7. End with the abstract. After reading the whole article, it is now time to revisit the abstract. The abstract is a summary of the key point as decided by the authors of the paper. It is good practice to critically assess the article in its entirety, and draw your own conclusions on the findings, before reading the abstract in depth, as this may bias your opinion.
8. Take notes. A useful tip to help you bring the information together is to take notes.

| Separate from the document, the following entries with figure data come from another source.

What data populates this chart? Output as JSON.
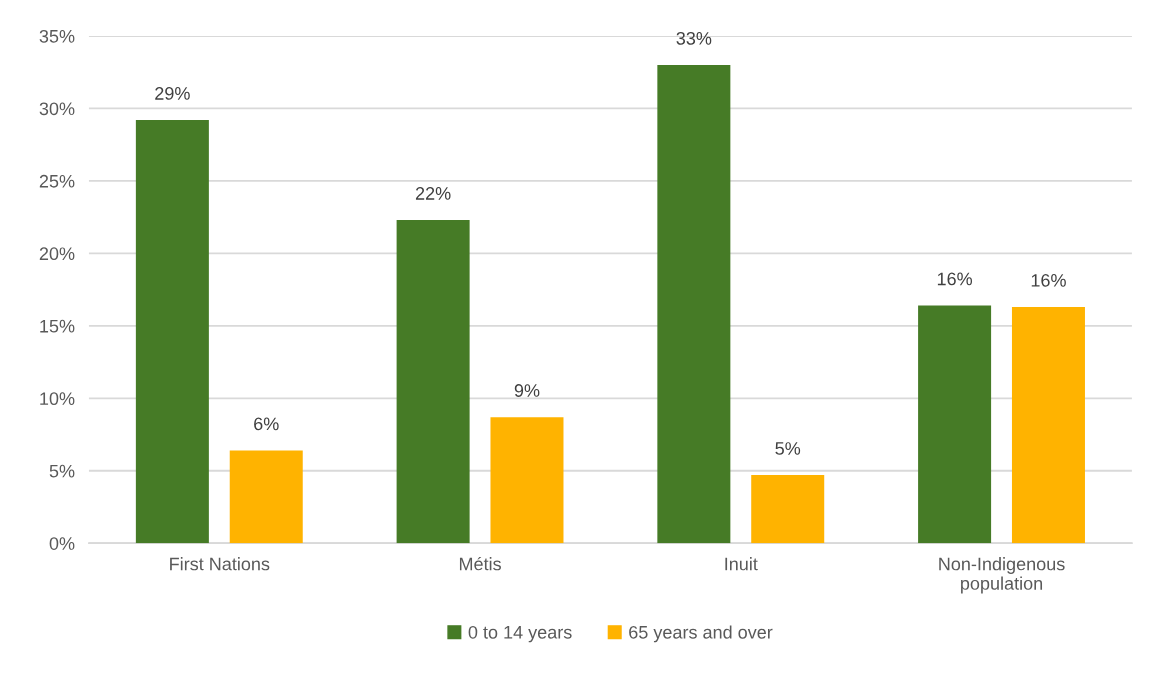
{
  "chart_data": {
    "type": "bar",
    "categories": [
      "First Nations",
      "Métis",
      "Inuit",
      "Non-Indigenous\npopulation"
    ],
    "series": [
      {
        "name": "0 to 14 years",
        "color": "#467b26",
        "values": [
          29.2,
          22.3,
          33.0,
          16.4
        ],
        "value_labels": [
          "29%",
          "22%",
          "33%",
          "16%"
        ]
      },
      {
        "name": "65 years and over",
        "color": "#ffb300",
        "values": [
          6.4,
          8.7,
          4.7,
          16.3
        ],
        "value_labels": [
          "6%",
          "9%",
          "5%",
          "16%"
        ]
      }
    ],
    "ylim": [
      0,
      35
    ],
    "yticks": [
      {
        "value": 0,
        "label": "0%"
      },
      {
        "value": 5,
        "label": "5%"
      },
      {
        "value": 10,
        "label": "10%"
      },
      {
        "value": 15,
        "label": "15%"
      },
      {
        "value": 20,
        "label": "20%"
      },
      {
        "value": 25,
        "label": "25%"
      },
      {
        "value": 30,
        "label": "30%"
      },
      {
        "value": 35,
        "label": "35%"
      }
    ],
    "grid": "y",
    "legend": "bottom"
  }
}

Whether it’s jotting down the details of the references that interest you or drafting a flow chart of the experimental procedures, taking notes is a great way to summarize the paper into a format that makes sense to you.
9. Sneaky tricks to look out for. With the ever increasing pressure for researchers to “publish or perish”, researchers may revert to manipulating their findings in order to make their study more publishable. One common trick researchers may use is to cherry pick their most significant finding and write the paper around this result. This can lead a reader to believe that the study had more impact and relevance than it actually does.
Being able to effectively read, understand and draw your own conclusions from a scientific article is a great skill for a health coach to possess. It will enable you to go straight to the primary source rather than relying on someone’s interpretation of the study. Like any new skill, reading scientific articles takes time and practice.